Plaidoyer pour un activisme à tout âge

Je ne cesse de m’interroger face à ces hommes (et certaines femmes) blancs, d’un certain âge, qui se moquent de la jeunesse qui manifeste avec vigueur sur cinq continents pour le climat. Après tout, j’en suis un moi-même, je devrais mieux les comprendre, ces grincheux qui cherchent à percer la moindre contradiction de l’adolescence, qui pourtant en comporte déjà foison, sans avoir à en rajouter une couche supplémentaire.

Leur cynisme est si éreintant qu’il m’en fait perdre parfois mon objectivité. Ecoutez-les:
Les jeunes sont dans la rue pour demander un monde plus éco-compatible? Qu’ils jettent leurs smartphones, ces hypocrites enfants gâtés.
Les jeunes vont nettoyer les déchets dans la rue, dans les cours d’eau? Qu’ils commencent par ranger leur chambre.
Les railleries ont pour objet de délégitimiser un combat perçu comme enfantin, car mené par des jeunes adultes qui n’ont pas encore de responsabilités. C’est donc que la responsabilité se définirait comme la reproduction du courant, soit de nos échecs personnels. Ainsi, l’adulte se projette dans ce qu’il a été lui-même à cette âge (irresponsable), injectant une dose de son propre courant (cynisme actuel) dans ce qu’il perçoit de la jeunesse. C’est là que me semble résider la traîtrise de l’homme blanc quadra et plus, car selon lui les jeunes ne pourraient rien changer, puisque… moi-même je n’ai rien changé et je profite du confort moderne. Et ces jeunes m’apparaissent parfaitement responsables, car demandant aux autorités politiques de prendre des actions et sanctions, tout en étant d’accord d’en subir les conséquences. Regardez Greta: elle cherche, réfléchit, explore de nouvelles façons de faire et vivre.

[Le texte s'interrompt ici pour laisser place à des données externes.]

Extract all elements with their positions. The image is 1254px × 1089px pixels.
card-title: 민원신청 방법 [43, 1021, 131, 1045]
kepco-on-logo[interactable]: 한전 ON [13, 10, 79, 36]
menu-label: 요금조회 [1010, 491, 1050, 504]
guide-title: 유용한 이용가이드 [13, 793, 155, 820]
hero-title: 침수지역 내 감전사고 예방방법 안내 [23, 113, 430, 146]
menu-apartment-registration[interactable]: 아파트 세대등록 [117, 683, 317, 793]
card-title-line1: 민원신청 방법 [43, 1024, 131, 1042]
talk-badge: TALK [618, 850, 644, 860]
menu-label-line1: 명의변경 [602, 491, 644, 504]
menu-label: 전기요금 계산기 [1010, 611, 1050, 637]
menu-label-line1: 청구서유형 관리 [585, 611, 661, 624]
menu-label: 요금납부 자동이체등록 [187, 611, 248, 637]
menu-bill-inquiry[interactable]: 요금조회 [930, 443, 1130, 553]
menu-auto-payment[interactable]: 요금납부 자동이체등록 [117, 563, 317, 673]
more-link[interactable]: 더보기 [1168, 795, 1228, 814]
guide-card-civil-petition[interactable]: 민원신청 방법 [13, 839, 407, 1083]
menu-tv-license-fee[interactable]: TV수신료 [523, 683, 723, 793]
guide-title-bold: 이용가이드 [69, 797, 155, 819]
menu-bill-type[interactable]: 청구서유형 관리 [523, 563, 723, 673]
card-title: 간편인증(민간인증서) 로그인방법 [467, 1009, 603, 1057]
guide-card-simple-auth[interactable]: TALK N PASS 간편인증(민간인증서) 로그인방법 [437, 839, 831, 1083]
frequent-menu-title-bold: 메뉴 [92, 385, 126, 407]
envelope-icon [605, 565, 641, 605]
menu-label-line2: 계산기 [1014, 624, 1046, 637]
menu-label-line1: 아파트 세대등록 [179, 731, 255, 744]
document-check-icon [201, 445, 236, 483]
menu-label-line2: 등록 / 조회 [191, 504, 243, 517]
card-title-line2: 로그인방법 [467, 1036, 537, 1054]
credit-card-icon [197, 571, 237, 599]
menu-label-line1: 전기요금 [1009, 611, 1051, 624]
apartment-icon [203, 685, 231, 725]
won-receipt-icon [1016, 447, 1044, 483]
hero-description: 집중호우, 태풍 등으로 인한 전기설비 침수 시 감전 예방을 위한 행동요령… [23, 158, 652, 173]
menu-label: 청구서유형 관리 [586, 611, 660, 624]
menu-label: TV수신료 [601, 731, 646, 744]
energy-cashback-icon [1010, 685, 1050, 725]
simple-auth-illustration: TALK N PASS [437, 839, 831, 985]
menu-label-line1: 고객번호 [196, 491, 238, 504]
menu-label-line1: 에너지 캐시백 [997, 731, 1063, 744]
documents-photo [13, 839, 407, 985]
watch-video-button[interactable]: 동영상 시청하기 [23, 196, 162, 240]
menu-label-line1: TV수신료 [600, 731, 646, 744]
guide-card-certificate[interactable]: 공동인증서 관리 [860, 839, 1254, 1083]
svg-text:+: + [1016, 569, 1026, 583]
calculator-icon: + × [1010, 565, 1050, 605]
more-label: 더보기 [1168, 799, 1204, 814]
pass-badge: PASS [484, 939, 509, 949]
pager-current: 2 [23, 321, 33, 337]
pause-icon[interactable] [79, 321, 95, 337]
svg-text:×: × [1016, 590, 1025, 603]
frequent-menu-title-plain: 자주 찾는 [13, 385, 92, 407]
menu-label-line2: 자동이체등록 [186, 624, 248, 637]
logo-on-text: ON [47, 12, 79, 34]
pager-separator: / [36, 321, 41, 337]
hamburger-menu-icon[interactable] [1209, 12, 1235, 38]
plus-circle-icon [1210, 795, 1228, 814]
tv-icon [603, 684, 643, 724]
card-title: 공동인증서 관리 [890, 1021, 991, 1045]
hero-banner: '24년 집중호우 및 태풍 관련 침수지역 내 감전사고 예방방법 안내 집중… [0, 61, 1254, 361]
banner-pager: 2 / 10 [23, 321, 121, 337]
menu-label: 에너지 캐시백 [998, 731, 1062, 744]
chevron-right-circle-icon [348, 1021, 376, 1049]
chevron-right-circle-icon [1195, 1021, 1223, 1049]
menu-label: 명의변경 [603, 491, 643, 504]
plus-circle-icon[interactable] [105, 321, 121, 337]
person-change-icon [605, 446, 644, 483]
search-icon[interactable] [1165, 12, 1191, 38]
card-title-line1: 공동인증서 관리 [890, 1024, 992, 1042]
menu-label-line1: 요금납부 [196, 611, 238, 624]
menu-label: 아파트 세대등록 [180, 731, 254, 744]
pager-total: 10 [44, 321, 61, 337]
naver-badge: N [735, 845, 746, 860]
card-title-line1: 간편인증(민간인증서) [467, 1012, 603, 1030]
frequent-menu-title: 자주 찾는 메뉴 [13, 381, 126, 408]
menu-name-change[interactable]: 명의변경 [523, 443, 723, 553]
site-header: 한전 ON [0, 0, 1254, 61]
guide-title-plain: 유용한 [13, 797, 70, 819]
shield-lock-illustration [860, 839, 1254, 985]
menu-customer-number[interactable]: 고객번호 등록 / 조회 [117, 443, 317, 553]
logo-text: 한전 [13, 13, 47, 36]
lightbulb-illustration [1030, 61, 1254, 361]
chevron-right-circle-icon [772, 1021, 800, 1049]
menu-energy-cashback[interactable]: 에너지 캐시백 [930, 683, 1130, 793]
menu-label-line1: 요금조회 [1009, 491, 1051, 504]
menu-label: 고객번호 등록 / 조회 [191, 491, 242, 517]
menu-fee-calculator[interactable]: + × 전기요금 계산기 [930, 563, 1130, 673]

Notre ronchon n’a lui pas participé aux manifs de mai 68. Aux grèves sociales des années 30. Aux demandes des minorités ethniques de toutes époques. Battu le pavé pour s’opposer à la guerre en Irak. Hurlé contre la peine de mort. Soutenu les revendications féministes vieilles d’un siècle. Ou que sais-je encore, les opportunités d’offuscations sont nombreuses dans un monde d’humains, donc imparfait par nature.

Mais vous savez quoi, cher ami qui me ressemblez tant et si peu? La plupart de ces revendications ont été traduites en lois et en changement sociaux. Mettez fin à vos ricanements cyniques, on les a entendus à toutes les époques. Les femmes les ont entendus. Les noirs. Les LGBT. Les étrangers. Les minorités religieuses. Les écolos. Le Front populaire. Tous ont été conspués par ceux qui n’avaient rien fait de leur vie pour un monde meilleur. Les activistes ont malgré tout fait bouger les lignes. Manifester, ça marche. Et ce fut presque toujours le fait des jeunes, qui n’avaient pas forcément un plan sur les actions à mener pour les prochaines cinquante années.

Il y a, on le voit bien, un lien entre le fait de se sentir impuissant face au réel et au courant, et la condescendence avec laquelle on observe la jeunesse dans la rue. Ces jeunes sont un miroir dans lequel nous contemplons avec effroi nos propres échecs, peurs, et lâchetés. Notre vie passée sans lutter pour l’autre. Plutôt que se retrousser les manches en vue d’aider cette jeune génération avec de nouvelles revendications, qui pourrait dramatiquement se planter comme elle le fit par exemple en Egypte en 2011, on préfère l’infantiliser car c’est rassurant. Comment quelqu’un qui aurait passé sa vie à ricaner que rien ne peut changer, n’a fait que choisir la voie la plus simple, pourrait ne pas chercher à se… protéger? Preuve par son contraire : qu’on me trouve un activiste passé ou actuel qui se moquerait de la jeunesse qui fait grève le vendredi. Celui-ci, en effet, s’est inscrit dans le monde, et n’a rien à se reprocher. Il regarde avec compassion ceux qui prennent son relais. Nous ne somme qu’un maillon de la chaîne, nous avons remplit notre devoir.

Je finis par une bonne nouvelle: la rédemption est à la portée de tous et à tout âge. Vieux blanc horrifié par la jeunesse des activistes, vous pouvez les faire profiter de vos expérences, de vos erreurs, la jeunesse pour mener le plus juste des combats à l’heure actuelle. Le combat est juste, vous le savez, donc dépensez votre énergie en les aidant plutôt qu’en ricanant. N’ayez pas peur: si des jeunes peuvent le faire, vous aussi. Vous ne serez pas jugé sur ce que vous avez fait jusqu’à maintenant, car hier ils étaient peu.

Mais sur ce que vous décidez de faire maintenant, car aujourd’hui, nous sommes beaucoup.